Uyarı!

Bu blogda sinema, kitap ve müzik ile ilgili yazılar bulabileceğiniz gibi; deli saçması üretimlerimizle de karşılaşabilirsiniz.

Yazarlar

Downloading Nancy

2009/10/28



How late is too late?


Gün gelir, hayat istediklerini vermez sana. Beklemeye alırsın kendini. Ancak, zaman uzadıkça sabrın ve umutların tükenir. İşte o anda 'kayıp insan' olursun. Yitiksindir artık. Hayatın getireceklerini beklemeye kendini mecbur etmiş insan olursun. Ve gün gelir kaybolursun.



Downloading Nancy işte aynen böyle bir film. Film, herkesin içinde gizli olan kayıplık duygusundan oluşan hastalığı çok iyi işliyor. Kayıplık duygusu bir anda gelmez insana. Dereceleri vardır. Öncelikle köşeye çekilme başlar. Daha sonra kendi kendine zarar verme gelir. En son noktayı ise intihar koyar. Peki ama bu duruma nasıl gelinir?

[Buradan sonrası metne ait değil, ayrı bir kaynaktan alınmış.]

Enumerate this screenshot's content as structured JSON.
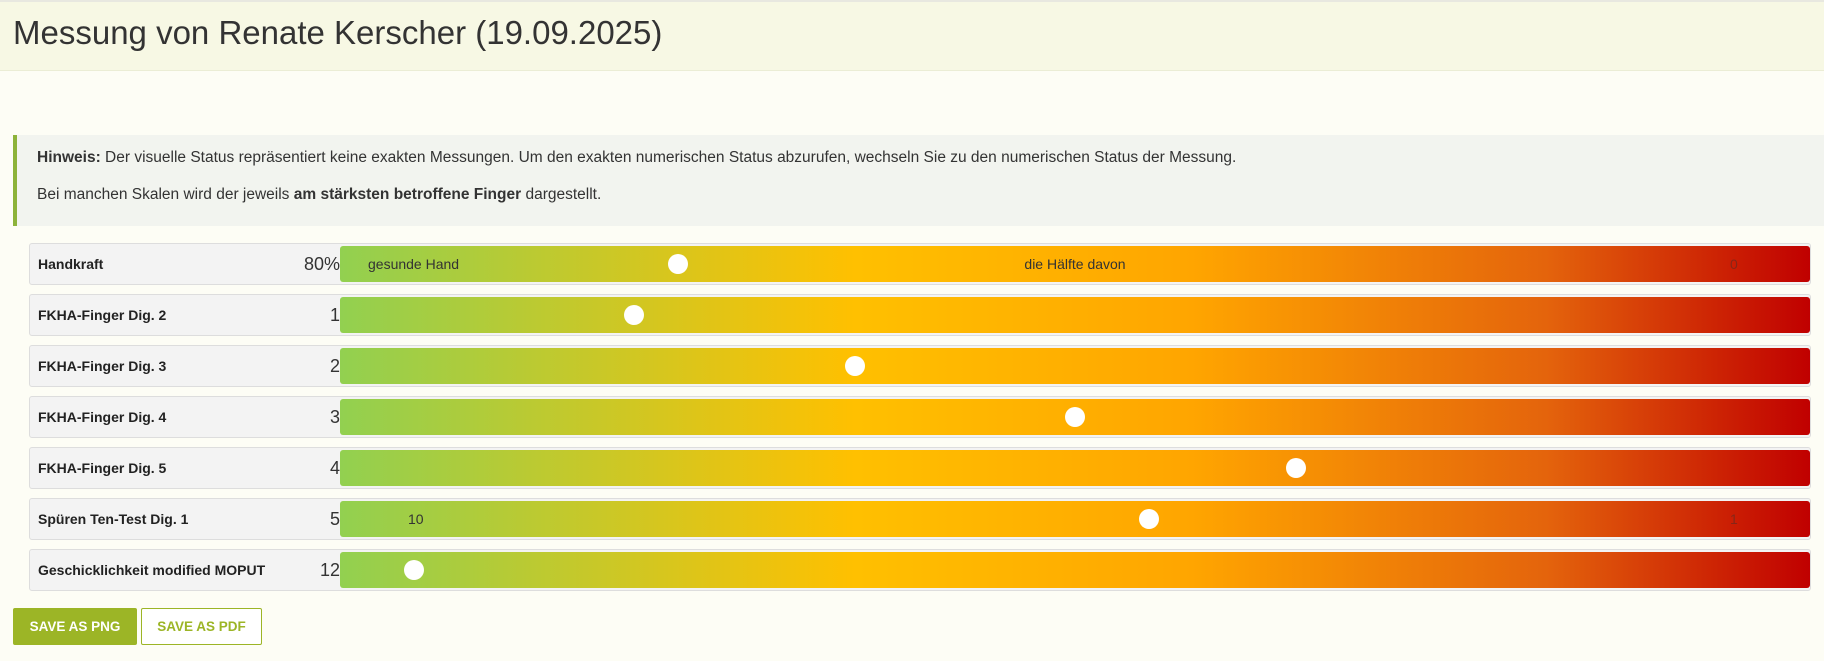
{
  "header": {
    "title": "Messung von Renate Kerscher (19.09.2025)"
  },
  "hint": {
    "label": "Hinweis:",
    "text": "Der visuelle Status repräsentiert keine exakten Messungen. Um den exakten numerischen Status abzurufen, wechseln Sie zu den numerischen Status der Messung.",
    "line2_before": "Bei manchen Skalen wird der jeweils",
    "line2_bold": "am stärksten betroffene Finger",
    "line2_after": "dargestellt."
  },
  "rows": [
    {
      "label": "Handkraft",
      "value": "80%",
      "scale": {
        "left": "gesunde Hand",
        "center": "die Hälfte davon",
        "right": "0"
      }
    },
    {
      "label": "FKHA-Finger Dig. 2",
      "value": "1"
    },
    {
      "label": "FKHA-Finger Dig. 3",
      "value": "2"
    },
    {
      "label": "FKHA-Finger Dig. 4",
      "value": "3"
    },
    {
      "label": "FKHA-Finger Dig. 5",
      "value": "4"
    },
    {
      "label": "Spüren Ten-Test Dig. 1",
      "value": "5",
      "scale": {
        "left": "10",
        "right": "1"
      }
    },
    {
      "label": "Geschicklichkeit modified MOPUT",
      "value": "12"
    }
  ],
  "buttons": [
    "SAVE AS PNG",
    "SAVE AS PDF"
  ]
}
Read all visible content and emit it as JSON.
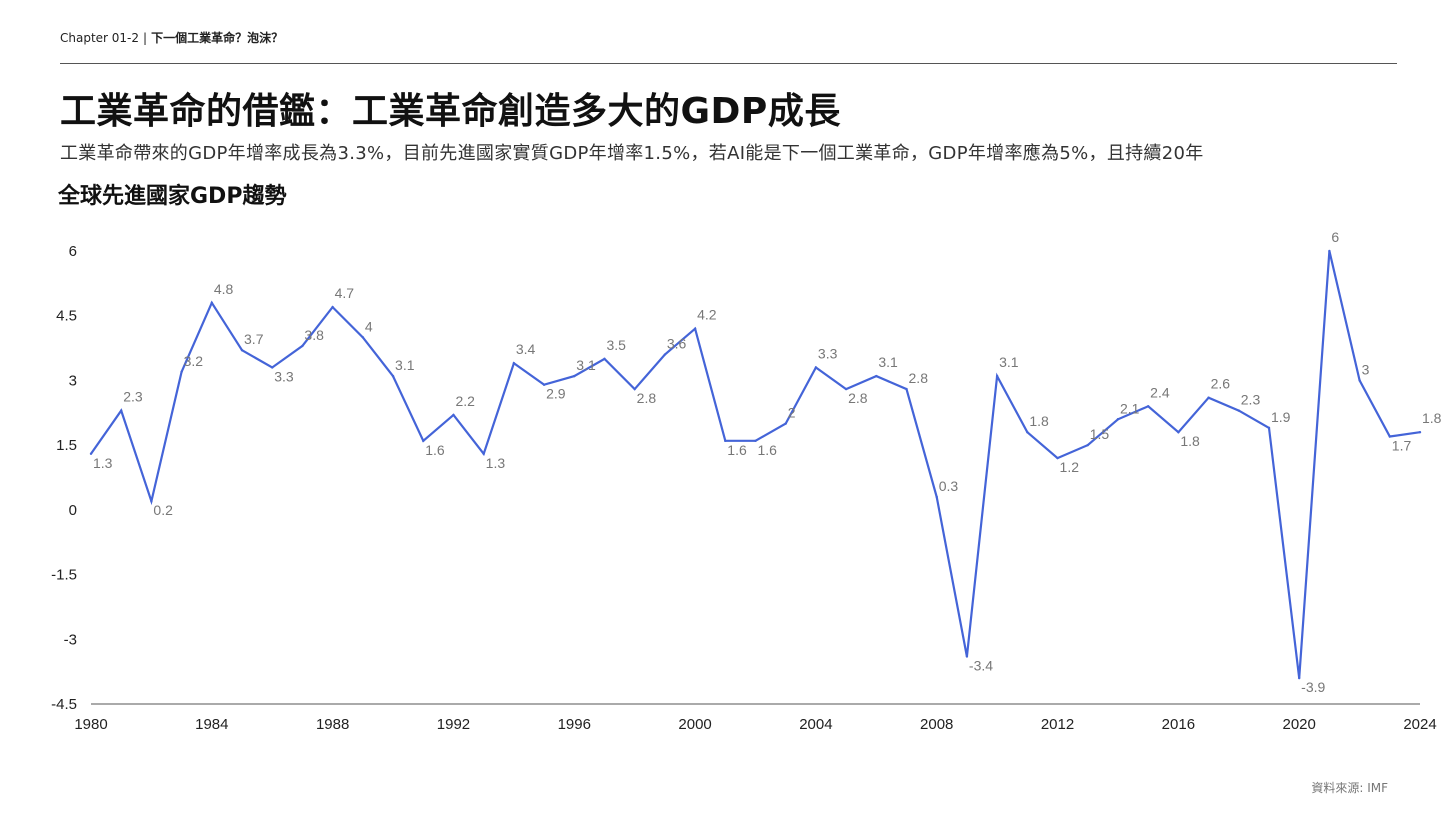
{
  "header": {
    "chapter": "Chapter 01-2",
    "separator": "|",
    "topic": "下一個工業革命？泡沫？"
  },
  "title": "工業革命的借鑑：工業革命創造多大的GDP成長",
  "subtitle": "工業革命帶來的GDP年增率成長為3.3%，目前先進國家實質GDP年增率1.5%，若AI能是下一個工業革命，GDP年增率應為5%，且持續20年",
  "footer": {
    "source": "資料來源: IMF"
  },
  "colors": {
    "line": "#4464d8",
    "axis": "#555555",
    "tick_text": "#222222",
    "data_label": "#777777"
  },
  "chart_data": {
    "type": "line",
    "title": "全球先進國家GDP趨勢",
    "xlabel": "",
    "ylabel": "",
    "x": [
      1980,
      1981,
      1982,
      1983,
      1984,
      1985,
      1986,
      1987,
      1988,
      1989,
      1990,
      1991,
      1992,
      1993,
      1994,
      1995,
      1996,
      1997,
      1998,
      1999,
      2000,
      2001,
      2002,
      2003,
      2004,
      2005,
      2006,
      2007,
      2008,
      2009,
      2010,
      2011,
      2012,
      2013,
      2014,
      2015,
      2016,
      2017,
      2018,
      2019,
      2020,
      2021,
      2022,
      2023,
      2024
    ],
    "series": [
      {
        "values": [
          1.3,
          2.3,
          0.2,
          3.2,
          4.8,
          3.7,
          3.3,
          3.8,
          4.7,
          4,
          3.1,
          1.6,
          2.2,
          1.3,
          3.4,
          2.9,
          3.1,
          3.5,
          2.8,
          3.6,
          4.2,
          1.6,
          1.6,
          2,
          3.3,
          2.8,
          3.1,
          2.8,
          0.3,
          -3.4,
          3.1,
          1.8,
          1.2,
          1.5,
          2.1,
          2.4,
          1.8,
          2.6,
          2.3,
          1.9,
          -3.9,
          6,
          3,
          1.7,
          1.8
        ]
      }
    ],
    "data_labels": [
      "1.3",
      "2.3",
      "0.2",
      "3.2",
      "4.8",
      "3.7",
      "3.3",
      "3.8",
      "4.7",
      "4",
      "3.1",
      "1.6",
      "2.2",
      "1.3",
      "3.4",
      "2.9",
      "3.1",
      "3.5",
      "2.8",
      "3.6",
      "4.2",
      "1.6",
      "1.6",
      "2",
      "3.3",
      "2.8",
      "3.1",
      "2.8",
      "0.3",
      "-3.4",
      "3.1",
      "1.8",
      "1.2",
      "1.5",
      "2.1",
      "2.4",
      "1.8",
      "2.6",
      "2.3",
      "1.9",
      "-3.9",
      "6",
      "3",
      "1.7",
      "1.8"
    ],
    "xlim": [
      1980,
      2024
    ],
    "ylim": [
      -4.5,
      6.5
    ],
    "y_ticks": [
      6,
      4.5,
      3,
      1.5,
      0,
      -1.5,
      -3,
      -4.5
    ],
    "y_tick_labels": [
      "6",
      "4.5",
      "3",
      "1.5",
      "0",
      "-1.5",
      "-3",
      "-4.5"
    ],
    "x_ticks": [
      1980,
      1984,
      1988,
      1992,
      1996,
      2000,
      2004,
      2008,
      2012,
      2016,
      2020,
      2024
    ],
    "x_tick_labels": [
      "1980",
      "1984",
      "1988",
      "1992",
      "1996",
      "2000",
      "2004",
      "2008",
      "2012",
      "2016",
      "2020",
      "2024"
    ],
    "grid": false,
    "legend": "none"
  }
}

Filmin baş karakteri yitik ev kadını Nancy, kendine ve çevresine gün geçtikçe yabancılaşmaktadır. Çocukluğunu yaşayamamış Nancy'nin çocukça ihtiyaçlarını gereksiz bulan yüksek egolu, kendine düşkün kocası Albert ise Nancy'yi gün geçtikçe dahada çok bir ev eşyası gibi görmektedir. İntihar edemeyen onun yerine bir katil kiralayan Nancy, sessizce bir köşede kendine acı vererek yaşadığı hayattan yine sessizce çeker gider. Geride bıraktığı çok ufak simgeler aradan bir yıl geçince Albert'i Nancy'nin yabancılaşmış haline çevirmektedir.



Boşver diyip geçmemeyi öğreten bu film, etrafımızda yitik olmaya müsait insanların günbegün yok olabileceklerinin farkına varmamız gerektiğini çok açık hatta rahatsız edici, vicdan muhasebesi yaptırıcı şekilde sunmaktadır. Kısa bir söz, ufak bir mimik ya da küçük bir jest bu insanaların sona sürüklenmelerine engel olabilir. Önemli olan bizlere gönderdikleri işaretleri görebilmektir.